Por Margo Glantz
Empecé a usar el tuiter cuando advertí que podía ser un arma política formidable y un medio idóneo para obtener información de manera casi instantánea. Fueron los movimientos populares surgidos en los países árabes los que me hicieron interesarme en participar de manera activa en él. Pensar que con sólo unas cuantas palabras se pueden difundir cosas importantes y organizar a la gente casi con la rapidez del sonido me atrajo de inmediato: exagero, obviamente, pero ¿acaso la palabra inglesa twitter no significa trino o gorjeo? ¿Es decir, algo rápido, melodioso, y a la vez inmediato?
Me divirtió leer en una entrevista reciente que pertenezco a la generación del cine mudo: soy antediluviana. En algo tienen razón: desde entonces han acaecido cambios tecnológicos tan vertiginosos que nuestra percepción de la realidad se ha alterado medularmente: la irrupción a la vida cotidiana de objetos como el teléfono celular, los iPad, el Google, el Facebook, sin los cuales parece que no podríamos sobrevivir, modifican nuestra relación con el tiempo y con el lenguaje, afirmaciones casi redundantes por tan reiteradas.
Me divierte también estar catalogada como anciana que se moderniza y advierto de repente que, como le pasaba a uno de mis autores preferidos, David Markson (toute proportion gardée), empiezo a ser reconocida por no ser conocida, o para decirlo mejor, se me reconocen méritos como escritora porque a esta edad longeva me atrevo a utilizar el Twitter de manera cotidiana.
Y no sólo eso, tuitear constituye un gran desafío, permite caer de bruces en el narcisismo flagrante sin que los parámetros tradicionales de modestia nos ruboricen. Se puede publicitarse de manera desvergonzada y lícita; difundir, como si fueran aforismos, textos de nuestros escritores favoritos; lograr que el tuitero se convierta en un poeta japonés: ¿quién que es quién no intenta ser ingenioso, transgresor y pergeñar con 140 caracteres (con espacios) maravillosos haikus?
El tuit permite quizá abolir el sicoanálisis, sobre todo el lacaniano que por lo general nos dedica apenas 10 minutos de su tiempo. Con el tuit casi dejan de existir los diarios; las quinceañeras no necesitan comprar cuadernos provistos de cerradura para consignar sus pensamientos más secretos: el tuit ha abolido la intimidad, aunque ya antes nos habían acostumbrado a ello los reality shows de la televisión internacional.
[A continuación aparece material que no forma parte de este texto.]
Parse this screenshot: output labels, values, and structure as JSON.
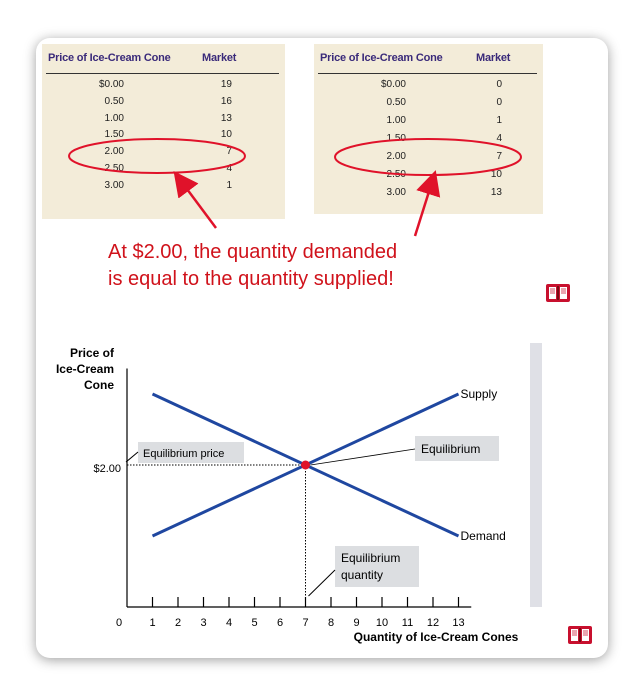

Con el tuit podemos ventilar nuestras penas, anunciar nuestros triunfos, compartir nuestras lecturas, denunciar a nuestros políticos, exigir justicia, atacar y alabar a nuestros seguidores y morir de envidia cuando leemos que el papa Benedicto o un amigo escritor tienen más seguidores que nosotros.
Es más, escribirlos es como continuar en la senda de varios escritores que admiramos; parecerse, aún mínimamente, a Joe Brainart cuando desde 1970 empezó a escribir su libro I remember: Me acuerdo del primer dibujo que recuerdo haber hecho. Era una novia con un vestido con la cola muy larga. O Georges Perec que, imitándolo, se dedicó a escribir lo que recordaba en Je me souviens: Recuerdo cuando había pequeños autobuses azules con tarifa única o “Me acuerdo que estaba yo abonado a un club del libro y que el primero que compré fue Bourlinguer de Cendrars. O David Markson, quien decidió renunciar a la forma tradicional de la novela produciendo textos aparentemente desligados unos de los otros y que sin embargo conformaban un tipo de textualidad extraordinariamente creativa y original: ¿No dice en Punto de fuga: “A los siete u ocho años, Freud se orinó a propósito en la recámara de sus padres? O también que En su testamento, Shakespeare no menciona un solo libro o manuscrito entre sus posesiones.
¿Y no dijo de manera inimitable Tito Monterroso que: Cuando despertó, el dinosaurio todavía estaba allí?
¿Y por qué no ceder a la tentación narcisista de inscribir en este espacio alguno de mis propios tuits?: Borges es mi virgen de Guadalupe.